Vogt–Koyanagi–Harada (VKH) disease is one of the common sight-threatening uveitis entities in the Asian population and carries a high risk of blindness. It is a systemic refractory autoimmune disease, affecting multiple organs and characterized by bilateral granulomatous panuveitis and systemic disorders, including leukoderma, paratrichosis, and various central nervous system and auditory signs. While the clinical features and diagnostic criteria are well described, the pathogenesis of VKH disease remains unclear. Moreover, there are currently no reliable disease-specific biomarkers to objectively and accurately evaluate the in vivo immune status at different disease stages and predict the response to treatment.

Recently, a research team directed by Dr. Wei Chi and Dr. Youjin Hu from Zhongshan Ophthalmic Center discovered a pathogenic subpopulation of monocyte that was activated in VKH and ISG15 can serve as a biomarker for the diagnosis of VKH syndrome. The research paper entitled "Genetic landscape and autoimmunity of monocyte in developing Vogt-Koyanagi-Harada disease" was published online on September 28, 2020, as a research article in PNAS.

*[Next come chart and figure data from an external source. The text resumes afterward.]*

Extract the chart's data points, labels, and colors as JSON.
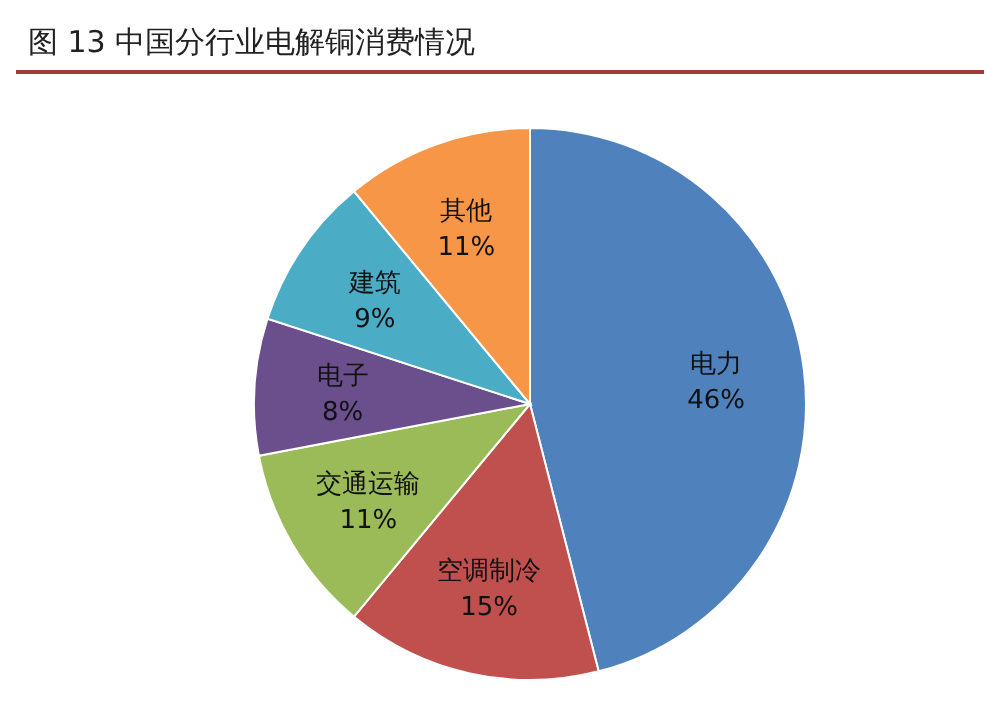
{
  "chart_data": {
    "type": "pie",
    "title": "图 13    中国分行业电解铜消费情况",
    "categories": [
      "电力",
      "空调制冷",
      "交通运输",
      "电子",
      "建筑",
      "其他"
    ],
    "values": [
      46,
      15,
      11,
      8,
      9,
      11
    ],
    "value_labels": [
      "46%",
      "15%",
      "11%",
      "8%",
      "9%",
      "11%"
    ],
    "colors": [
      "#4f81bd",
      "#c0504d",
      "#9bbb59",
      "#6b4f8c",
      "#4bacc6",
      "#f79646"
    ]
  }
}
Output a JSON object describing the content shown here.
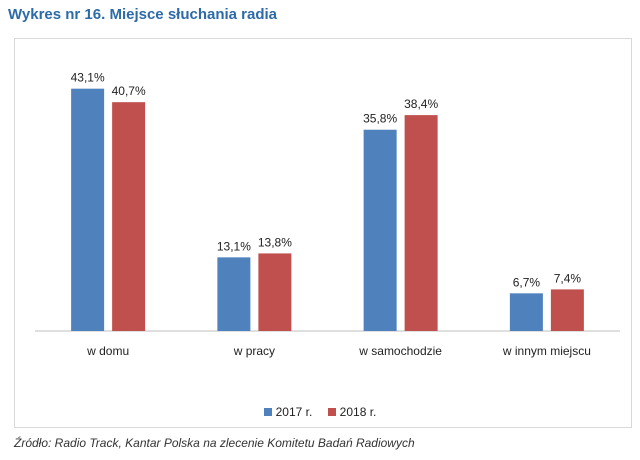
{
  "title": "Wykres nr 16. Miejsce słuchania radia",
  "source": "Źródło: Radio Track, Kantar Polska na zlecenie Komitetu Badań Radiowych",
  "chart_data": {
    "type": "bar",
    "title": "Wykres nr 16. Miejsce słuchania radia",
    "xlabel": "",
    "ylabel": "",
    "ylim": [
      0,
      45
    ],
    "grid": false,
    "legend_position": "bottom",
    "categories": [
      "w domu",
      "w pracy",
      "w samochodzie",
      "w innym miejscu"
    ],
    "series": [
      {
        "name": "2017 r.",
        "color": "#4f81bd",
        "values": [
          43.1,
          13.1,
          35.8,
          6.7
        ],
        "labels": [
          "43,1%",
          "13,1%",
          "35,8%",
          "6,7%"
        ]
      },
      {
        "name": "2018 r.",
        "color": "#c0504d",
        "values": [
          40.7,
          13.8,
          38.4,
          7.4
        ],
        "labels": [
          "40,7%",
          "13,8%",
          "38,4%",
          "7,4%"
        ]
      }
    ]
  }
}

The study identified six populations with two previously unreported subsets according to similarities and differences in transcriptome profiles: 1) The S100A12 monocytes represented the commonalities among CD14high monocytes and expressed hallmark proinflammatory. 2) HLA monocytes expressed the MHC Class II molecules LGALS2 and CPVL. 3) CD16 monocytes were a nonclassical population. 4) Proinflammatory monocytes presented a unique combination of genes, including chemokine ligands, interleukins, and nod-like receptors associated with virus infection, the inflammatory process, and pyroptotic cell death mediators. 5) Megakaryocyte-like monocytes expressed genes similar to megakaryocyte progenitors (including PPBP and PF4). 6) NK cell-like monocytes expressed a cytotoxic gene signature and shared other differentially expressed genes with NK cells.


 
Fig. 1. Clustering analysis of blood monocytes and cell population identification.



Fig. 2. Single-cell profiling of human circulating monocytes.

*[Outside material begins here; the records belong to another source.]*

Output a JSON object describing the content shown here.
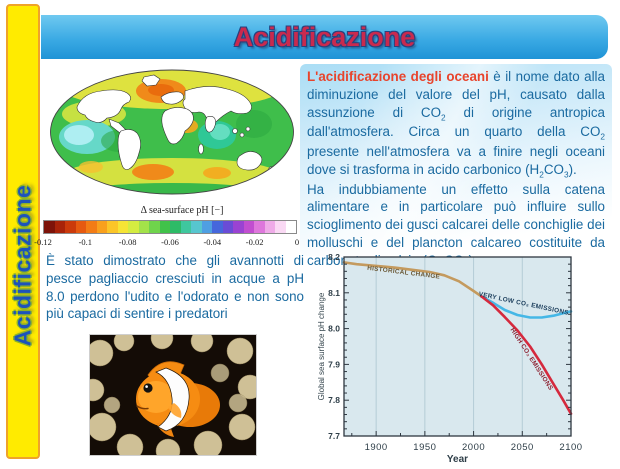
{
  "slide": {
    "sidebar_label": "Acidificazione",
    "title": "Acidificazione"
  },
  "colors": {
    "sidebar_yellow": "#ffeb00",
    "sidebar_border_orange": "#efa32a",
    "sidebar_text_blue": "#1d53bb",
    "header_blue_top": "#6fc9f0",
    "header_blue_bottom": "#1f93d6",
    "title_red": "#c92a4e",
    "body_text_blue": "#1a6aa0",
    "lead_red": "#e8442c"
  },
  "map_figure": {
    "caption": "Δ sea-surface pH [−]",
    "colorbar_ticks": [
      "-0.12",
      "-0.1",
      "-0.08",
      "-0.06",
      "-0.04",
      "-0.02",
      "0"
    ],
    "colorbar_colors": [
      "#7d1309",
      "#a82309",
      "#cb3a0b",
      "#e65a10",
      "#f37c15",
      "#f9a01d",
      "#fbc528",
      "#f6e435",
      "#d4ec41",
      "#a3e24a",
      "#6fd44c",
      "#41c24a",
      "#2dbb67",
      "#3fc79e",
      "#57c6cf",
      "#4f9fe2",
      "#4667dc",
      "#6a4cd6",
      "#9a43d2",
      "#c14ed0",
      "#de77dc",
      "#efabe8",
      "#fad9f4",
      "#ffffff"
    ]
  },
  "paragraphs": {
    "main": [
      {
        "text": "L'acidificazione degli oceani",
        "style": "lead"
      },
      {
        "text": " è il nome dato alla diminuzione del valore del pH, causato dalla assunzione di CO"
      },
      {
        "text": "2",
        "style": "sub"
      },
      {
        "text": " di origine antropica dall'atmosfera. Circa un quarto della CO"
      },
      {
        "text": "2",
        "style": "sub"
      },
      {
        "text": " presente nell'atmosfera va a finire negli oceani dove si trasforma in acido carbonico (H"
      },
      {
        "text": "2",
        "style": "sub"
      },
      {
        "text": "CO"
      },
      {
        "text": "3",
        "style": "sub"
      },
      {
        "text": ")."
      },
      {
        "text": "",
        "style": "br"
      },
      {
        "text": "Ha indubbiamente un effetto sulla catena alimentare e in particolare può influire sullo scioglimento dei gusci calcarei delle conchiglie dei molluschi e del plancton calcareo costituite da carbonato di calcio (CaCO"
      },
      {
        "text": "3",
        "style": "sub"
      },
      {
        "text": ")."
      }
    ],
    "clownfish": "È stato dimostrato che gli avannotti di pesce pagliaccio cresciuti in acque a pH 8.0 perdono l'udito e l'odorato e non sono più capaci di sentire i predatori"
  },
  "chart_data": {
    "type": "line",
    "xlabel": "Year",
    "ylabel": "Global sea surface pH change",
    "xlim": [
      1867,
      2100
    ],
    "ylim": [
      7.7,
      8.2
    ],
    "x_ticks": [
      1900,
      1950,
      2000,
      2050,
      2100
    ],
    "y_ticks": [
      7.7,
      7.8,
      7.9,
      8.0,
      8.1,
      8.2
    ],
    "grid": "vertical",
    "plot_bg": "#d9e8ee",
    "series": [
      {
        "name": "HISTORICAL CHANGE",
        "color": "#c49a5e",
        "x": [
          1867,
          1880,
          1900,
          1920,
          1940,
          1955,
          1970,
          1985,
          2000,
          2008
        ],
        "y": [
          8.185,
          8.18,
          8.175,
          8.17,
          8.163,
          8.158,
          8.149,
          8.132,
          8.105,
          8.09
        ]
      },
      {
        "name": "VERY LOW CO₂ EMISSIONS",
        "color": "#45b7e6",
        "x": [
          2008,
          2020,
          2032,
          2045,
          2058,
          2070,
          2082,
          2092,
          2100
        ],
        "y": [
          8.09,
          8.072,
          8.052,
          8.038,
          8.031,
          8.031,
          8.036,
          8.043,
          8.048
        ]
      },
      {
        "name": "HIGH CO₂ EMISSIONS",
        "color": "#d5293d",
        "x": [
          2008,
          2020,
          2032,
          2045,
          2058,
          2070,
          2082,
          2092,
          2100
        ],
        "y": [
          8.09,
          8.065,
          8.032,
          7.995,
          7.95,
          7.9,
          7.845,
          7.8,
          7.762
        ]
      }
    ],
    "annotations": [
      {
        "text": "HISTORICAL CHANGE",
        "year": 1928,
        "ph": 8.152,
        "rotate": 7,
        "color": "#6b5a38"
      },
      {
        "text": "VERY LOW CO₂ EMISSIONS",
        "year": 2051,
        "ph": 8.065,
        "rotate": 12,
        "color": "#1c3e5c"
      },
      {
        "text": "HIGH CO₂ EMISSIONS",
        "year": 2058,
        "ph": 7.912,
        "rotate": 57,
        "color": "#8c2030"
      }
    ]
  }
}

Among the subpopulations, proinflammatory monocytes demonstrated the greatest gene expression changes in the acute stage of VKH disease, suggesting that phenotypic alterations of this subpopulation may be related to VKH disease development.


 
Fig. 3. Mapping monocyte atlas of VKH patients compared with the healthy controls.

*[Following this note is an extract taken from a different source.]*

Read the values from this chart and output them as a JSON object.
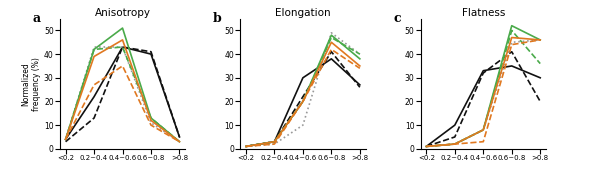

Although clinical measures can monitor disease activity and treatment response, such as fluorescein fundus angiography (FFA) and optical coherence tomography (OCT), these assessments yield little information on pathogenic processes, immune status, or the mechanisms underlying treatment responses. To identify a blood-based index of VKH disease, they examined IFN-stimulated gene 15 (ISG15), which specifically highly expressed in the proinflammatory monocytes, and found that ISG15 expression was up-regulated predominantly in the monocyte from VKH patients and the level of ISG15 in VKH patients was normal after 3 mouths treatment, suggested production of ISG15 might monitor disease activity and therapeutic response.

 
Fig 4. The production of ISG15 in VKH patients was reduced after immunosuppressive therapy.

Dr. Youjin Hu, Ph.D. student Yixin Hu and M.S. student Yuhua Xiao are the first authors. Dr. Wei Chi is the corresponding author. This work was supported by the National Key R&D Program of China, the National Natural Science Foundation of China, and grants from the Science and Technology Program of Guangzhou.